It's boom time for Discovery's "Gold Rush"

By Lindsey Anderson21 November 2011

Discovery Channel’s series “Gold Rush,” which airs Friday nights at 9PM ET/PT, has put Genie machine

Discovery Channel’s series “Gold Rush,” which airs Friday nights at 9PM ET/PT, has put Genie machines to work.

Discovery Channel's series "Gold Rush," which airs Friday nights at 9PM ET/PT, follows a group of men who, in the grip of the current economic recession, attempt to strike it rich mining for gold. Todd Hoffman of Sandy, OR, along with his father, Jack, lead their fellow miners in a search to reclaim the American dream.

Terex Aerial Work Platforms' (AWP) Marketing Director, Mike Samora, was a fan when "Gold Rush" first premiered last year, so when the call came from Raw Productions and show producer, Ronan Browne, Samora recognized the significant opportunity for Genie branded products and was enthusiastic to help.

"The Genie brand is well known in the TV industry and I personally have used various models on other series in the past," said Browne. "On both sides of the Atlantic, Genie has become the watchword for aerial platforms and has enviable brand recognition in the industry."

In this season of "Gold Rush," taking place just outside Dawson City in the Yukon Territory of Canada, the crew needed the assistance of a Genie product and also required training for proper operation of the boom.

"Ronan contacted us because the show needed a boom to help clean their gold washing station," said Samora. "But a Genie S-60X telescopic boom lift could also be used for their filming purposes. The boom would allow them to get close to their wash plant when the paydirt was being filtered while also providing an excellent elevated platform for filming. The Yukon is a perfect hostile environment to highlight the S-60X's full capabilities."

"Given the rough terrain, extremely remote location and demands of filming a' fly on the wall' documentary series, we knew we would need an extremely durable, robust piece of equipment," said Browne. "The S-60X gave us the flexibility to carry a cameraman, sounds recordist and director along with their kit. Its off road capability was crucial for moving around safely and efficiently on a working gold mine."

After negotiating a deal with McPherson Rentals, the boom arrived safely at the site. Samora and Terex AWP Training Manager, Scott Owyen, traveled for two days from Redmond, WA to the remote location in the Yukon.

The boom was initially intended to be used in two main ways. First, as a straight aerial platform for establishing high and wide shots of the claim. This would give the audience a sense of geography - a substitution for prohibitively expensive helicopter shots. The second intended use was for the miners to be able to work on their washplant safely without having to shut it down. However, as the series progressed, the capabilities of the machine went from being used on a weekly basis to a daily one. The operation of the machine was so smooth that they were capable of utilizing it as a moving shooting platform, Terex AWP said.
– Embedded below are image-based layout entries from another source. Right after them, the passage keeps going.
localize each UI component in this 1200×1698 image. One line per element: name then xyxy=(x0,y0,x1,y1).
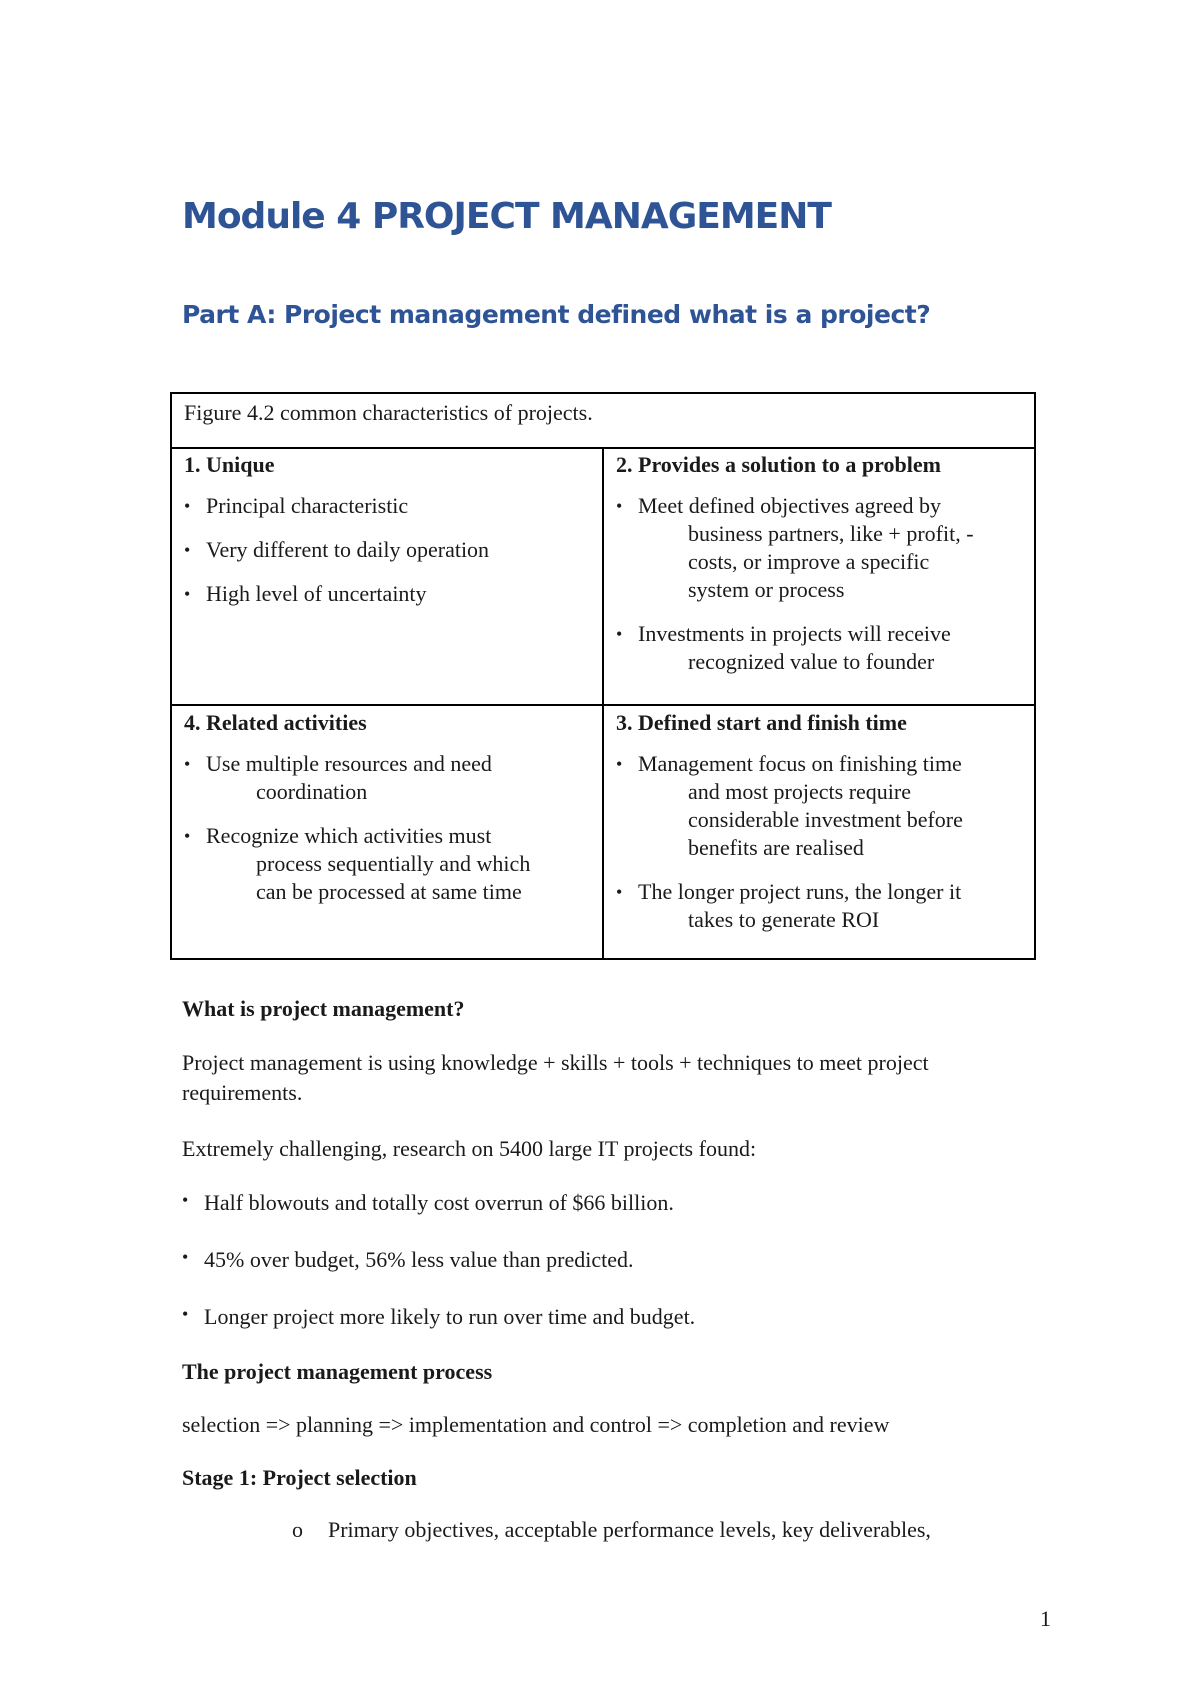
pm-heading: What is project management? xyxy=(182,996,465,1021)
cell-provides-solution xyxy=(616,452,1030,692)
pm-research-intro: Extremely challenging, research on 5400 large IT projects found: xyxy=(182,1136,757,1161)
page-number: 1 xyxy=(1040,1606,1051,1631)
list-item-text: Investments in projects will receive xyxy=(638,621,951,646)
bullet-icon: • xyxy=(616,754,623,774)
list-item-text-continued: can be processed at same time xyxy=(256,879,522,904)
bullet-icon: • xyxy=(616,496,623,516)
pm-definition-line-2: requirements. xyxy=(182,1080,303,1105)
list-item xyxy=(616,750,1030,862)
list-item xyxy=(184,492,594,520)
cell-bullet-list xyxy=(616,750,1030,934)
list-item-text: Longer project more likely to run over time and budget. xyxy=(204,1304,696,1329)
bullet-icon: • xyxy=(182,1190,189,1210)
cell-related-activities xyxy=(184,710,594,922)
list-item-text-continued: coordination xyxy=(256,779,368,804)
list-item-text: Principal characteristic xyxy=(206,493,409,518)
list-item-text-continued: costs, or improve a specific xyxy=(688,549,930,574)
list-item-text: Recognize which activities must xyxy=(206,823,492,848)
pm-definition-line-1: Project management is using knowledge + skills + tools + techniques to meet project xyxy=(182,1050,929,1075)
list-item-text-continued: business partners, like + profit, - xyxy=(688,521,974,546)
list-item xyxy=(182,1304,695,1361)
bullet-icon: • xyxy=(616,882,623,902)
list-item-text: Half blowouts and totally cost overrun of $66 billion. xyxy=(204,1190,674,1215)
cell-title: 4. Related activities xyxy=(184,710,367,735)
cell-defined-start-finish xyxy=(616,710,1030,950)
list-item-text: Meet defined objectives agreed by xyxy=(638,493,941,518)
cell-title: 3. Defined start and finish time xyxy=(616,710,907,735)
bullet-icon: • xyxy=(184,754,191,774)
list-item-text-continued: benefits are realised xyxy=(688,835,864,860)
bullet-icon: • xyxy=(182,1304,189,1324)
list-item xyxy=(182,1190,695,1247)
list-item xyxy=(184,536,594,564)
process-flow: selection => planning => implementation and control => completion and review xyxy=(182,1412,890,1437)
page-title: Module 4 PROJECT MANAGEMENT xyxy=(182,196,831,237)
cell-title: 1. Unique xyxy=(184,452,275,477)
list-item-text: Use multiple resources and need xyxy=(206,751,492,776)
cell-bullet-list xyxy=(184,492,594,608)
cell-bullet-list xyxy=(616,492,1030,676)
list-item xyxy=(184,580,594,608)
bullet-icon: • xyxy=(616,624,623,644)
list-item xyxy=(182,1247,695,1304)
sub-bullet-icon: o xyxy=(292,1517,303,1542)
list-item-text-continued: takes to generate ROI xyxy=(688,907,880,932)
list-item-text-continued: process sequentially and which xyxy=(256,851,531,876)
stage1-item-text: Primary objectives, acceptable performance levels, key deliverables, xyxy=(328,1517,931,1542)
research-findings-list xyxy=(182,1190,695,1361)
bullet-icon: • xyxy=(182,1247,189,1267)
bullet-icon: • xyxy=(184,584,191,604)
cell-unique xyxy=(184,452,594,624)
list-item-text-continued: system or process xyxy=(688,577,845,602)
list-item xyxy=(184,750,594,806)
list-item-text: 45% over budget, 56% less value than predicted. xyxy=(204,1247,634,1272)
cell-title: 2. Provides a solution to a problem xyxy=(616,452,941,477)
figure-caption: Figure 4.2 common characteristics of projects. xyxy=(184,400,593,425)
list-item xyxy=(616,620,1030,676)
list-item xyxy=(616,878,1030,934)
cell-bullet-list xyxy=(184,750,594,906)
bullet-icon: • xyxy=(184,496,191,516)
process-heading: The project management process xyxy=(182,1359,493,1384)
stage1-item xyxy=(292,1517,931,1543)
list-item-text: Management focus on finishing time xyxy=(638,751,962,776)
bullet-icon: • xyxy=(184,540,191,560)
section-subtitle: Part A: Project management defined what is a project? xyxy=(182,300,931,329)
list-item-text: High level of uncertainty xyxy=(206,581,427,606)
bullet-icon: • xyxy=(184,826,191,846)
list-item-text: The longer project runs, the longer it xyxy=(638,879,962,904)
list-item-text: Very different to daily operation xyxy=(206,537,490,562)
list-item xyxy=(616,492,1030,604)
list-item xyxy=(184,822,594,906)
list-item-text-continued: considerable investment before xyxy=(688,807,963,832)
list-item-text-continued: recognized value to founder xyxy=(688,649,935,674)
characteristics-figure-table xyxy=(170,392,1036,960)
list-item-text-continued: and most projects require xyxy=(688,779,911,804)
table-divider-vertical xyxy=(602,449,604,960)
stage1-heading: Stage 1: Project selection xyxy=(182,1465,417,1490)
"Our Director of Photography was able to achieve some stunning 'reveal' shots where the camera is panned upwards on the moving platform," said Browne. "It was also unexpectedly rugged and capable for off road applications. The harsh conditions here initially worried us but we soon realized that the machine could reach the muddy and steep areas of the gold claim safely and quickly."

Many members of the crew were familiar with booms and how they operate. However, it was found to be beneficial to have a "hands-on" trainer from Terex AWP come and run through the operation of the machine.

"We spent an afternoon in a classroom setting learning all about safe use and the mechanics of the machine," said Browne. "Following this we had a hands-on practical session where the selected trainees were shown how to fully utilize the machine's entire range of capabilities. Even experienced users found this training incredibly beneficial and it contributed to having zero down time on the machine in almost 100 hours of operation in extremely challenging conditions."

With all of the operators fully confident in the machine's abilities, the team was able to maximize the machine's potential in a safe and timely fashion.

"This was a win all the way around," said Owyen. "The modern day miners really carry the entrepreneurial spirit. The belief in themselves is refreshing. I was impressed with how much hard work they were putting in - this was definitely not a Hollywood set. These were real people, real work and real hearts of gold. I'm glad we were able to be a part of it."